EXPEDICION QUE SE HIZO AL PAÍS DE LOS TUCUTÍES EN EL GUAIRÁ.

 

Notable fué la entrada que llevó á cabo el P. Cataldino en la región de los bárbaros tucutíes. Estos, por el miedo de ser reducidos á servidumbre, habían abandonado sus pueblos y escondídose en lugares apartados, custodiando solícitamente todos los caminos que conducían á ellos por las selvas. No sin razón hacían todo lo dicho, pues los perseguidores de los indios trataban de esclavizarlos. El P. Cataldino envió delante algunos neófitos para explorar la voluntad de los tucutíes, y luego penetró con pocos compañeros por bosques espesos. A los quince días de caminar entre maleza halló un centinela, quien le condujo á un lugar que constaba de doscientas familias; los indios se irritaron al verlo, pero les habló con tal eficacia, que á no ser por la oposición del cacique todos se hubieran puesto bajo su dirección. Entonces envió á éste una cruz de tres codos de alta, la cual solía llevar como estandarte, rogándole que recibida aquella prenda de benevolencia, se dignase hablar con él. Vino el cacique y desistió de su actitud, á pesar de la rabia de un hechicero, con lo cual noventa indios acataron la autoridad del Padre Cataldino. No hubiera sido cosa difícil reducir allí gentiles bastantes para fundar una población, mas faltaban sacerdotes.

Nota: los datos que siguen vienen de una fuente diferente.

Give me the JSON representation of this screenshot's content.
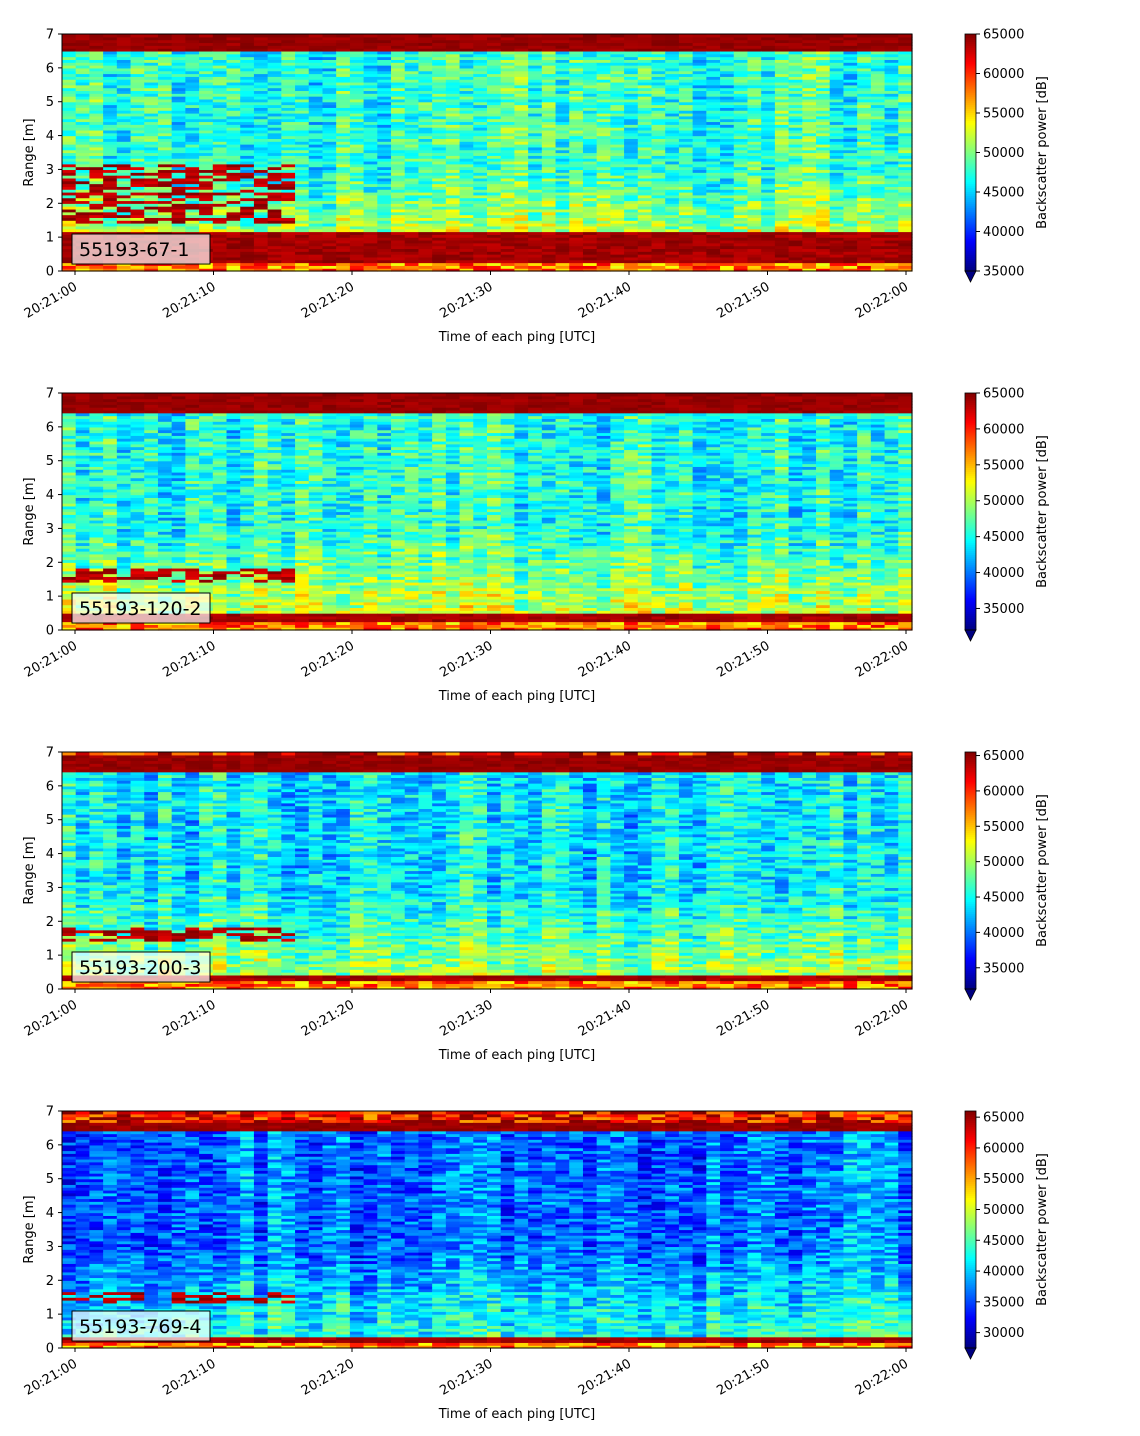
{
  "chart_data": [
    {
      "type": "heatmap",
      "label": "55193-67-1",
      "xlabel": "Time of each ping [UTC]",
      "ylabel": "Range [m]",
      "ylim": [
        0,
        7
      ],
      "yticks": [
        "0",
        "1",
        "2",
        "3",
        "4",
        "5",
        "6",
        "7"
      ],
      "xticks": [
        "20:21:00",
        "20:21:10",
        "20:21:20",
        "20:21:30",
        "20:21:40",
        "20:21:50",
        "20:22:00"
      ],
      "colorbar": {
        "label": "Backscatter power [dB]",
        "vmin": 35000,
        "vmax": 65000,
        "ticks": [
          "35000",
          "40000",
          "45000",
          "50000",
          "55000",
          "60000",
          "65000"
        ],
        "colormap": "jet",
        "extend": "min"
      },
      "features": {
        "bottom_band": [
          0.25,
          1.15
        ],
        "surface_band": [
          6.5,
          7.0
        ],
        "base_level": 0.42,
        "lower_layer": [
          1.4,
          3.2
        ]
      }
    },
    {
      "type": "heatmap",
      "label": "55193-120-2",
      "xlabel": "Time of each ping [UTC]",
      "ylabel": "Range [m]",
      "ylim": [
        0,
        7
      ],
      "yticks": [
        "0",
        "1",
        "2",
        "3",
        "4",
        "5",
        "6",
        "7"
      ],
      "xticks": [
        "20:21:00",
        "20:21:10",
        "20:21:20",
        "20:21:30",
        "20:21:40",
        "20:21:50",
        "20:22:00"
      ],
      "colorbar": {
        "label": "Backscatter power [dB]",
        "vmin": 32000,
        "vmax": 65000,
        "ticks": [
          "35000",
          "40000",
          "45000",
          "50000",
          "55000",
          "60000",
          "65000"
        ],
        "colormap": "jet",
        "extend": "min"
      },
      "features": {
        "bottom_band": [
          0.25,
          0.5
        ],
        "surface_band": [
          6.4,
          7.0
        ],
        "base_level": 0.4,
        "lower_layer": [
          1.4,
          1.8
        ]
      }
    },
    {
      "type": "heatmap",
      "label": "55193-200-3",
      "xlabel": "Time of each ping [UTC]",
      "ylabel": "Range [m]",
      "ylim": [
        0,
        7
      ],
      "yticks": [
        "0",
        "1",
        "2",
        "3",
        "4",
        "5",
        "6",
        "7"
      ],
      "xticks": [
        "20:21:00",
        "20:21:10",
        "20:21:20",
        "20:21:30",
        "20:21:40",
        "20:21:50",
        "20:22:00"
      ],
      "colorbar": {
        "label": "Backscatter power [dB]",
        "vmin": 32000,
        "vmax": 65500,
        "ticks": [
          "35000",
          "40000",
          "45000",
          "50000",
          "55000",
          "60000",
          "65000"
        ],
        "colormap": "jet",
        "extend": "min"
      },
      "features": {
        "bottom_band": [
          0.25,
          0.45
        ],
        "surface_band": [
          6.4,
          6.9
        ],
        "base_level": 0.36,
        "lower_layer": [
          1.4,
          1.8
        ]
      }
    },
    {
      "type": "heatmap",
      "label": "55193-769-4",
      "xlabel": "Time of each ping [UTC]",
      "ylabel": "Range [m]",
      "ylim": [
        0,
        7
      ],
      "yticks": [
        "0",
        "1",
        "2",
        "3",
        "4",
        "5",
        "6",
        "7"
      ],
      "xticks": [
        "20:21:00",
        "20:21:10",
        "20:21:20",
        "20:21:30",
        "20:21:40",
        "20:21:50",
        "20:22:00"
      ],
      "colorbar": {
        "label": "Backscatter power [dB]",
        "vmin": 27500,
        "vmax": 66000,
        "ticks": [
          "30000",
          "35000",
          "40000",
          "45000",
          "50000",
          "55000",
          "60000",
          "65000"
        ],
        "colormap": "jet",
        "extend": "min"
      },
      "features": {
        "bottom_band": [
          0.2,
          0.35
        ],
        "surface_band": [
          6.45,
          6.65
        ],
        "base_level": 0.24,
        "lower_layer": [
          1.3,
          1.7
        ]
      }
    }
  ]
}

Ya era, sin embargo, mucho lo conseguido; pero el espíritu infernal sugirió al hechicero mencionado la idea de matar al misionero, y persuadió esto á una turba de hombres facinerosos; el P. Cataldino pudo evitar el peligro y captarse las simpatías de todos; á fin de no correr otros riesgos, aceleró la marcha de los nuevamente sometidos. Mientras se hallaban de camino, una partida de brasileños devastaba el Guairá; el cielo protegió á los indios; un tigre acometió al general de los esclavistas, y le arrancó la piel de la cabeza; los demás ladrones se pusieron en fuga. Pudieron, finalmente, nuestro religioso y los reducidos llegar felizmente al término de su viaje.

FIN DEL TOMO SEGUNDO DE ESTA HISTORIA

 

NOTAS DEL TRADUCTOR

3- Arará es el nombre que da á este cacique Francisco Xarque en su Vida del P. Cataldino, cap. VII.– (N. del T.)

4- Tubaca es el nombre que da á este cacique Francisco Xarque, en su Vida, del P. Cataldino. – (N. del T.)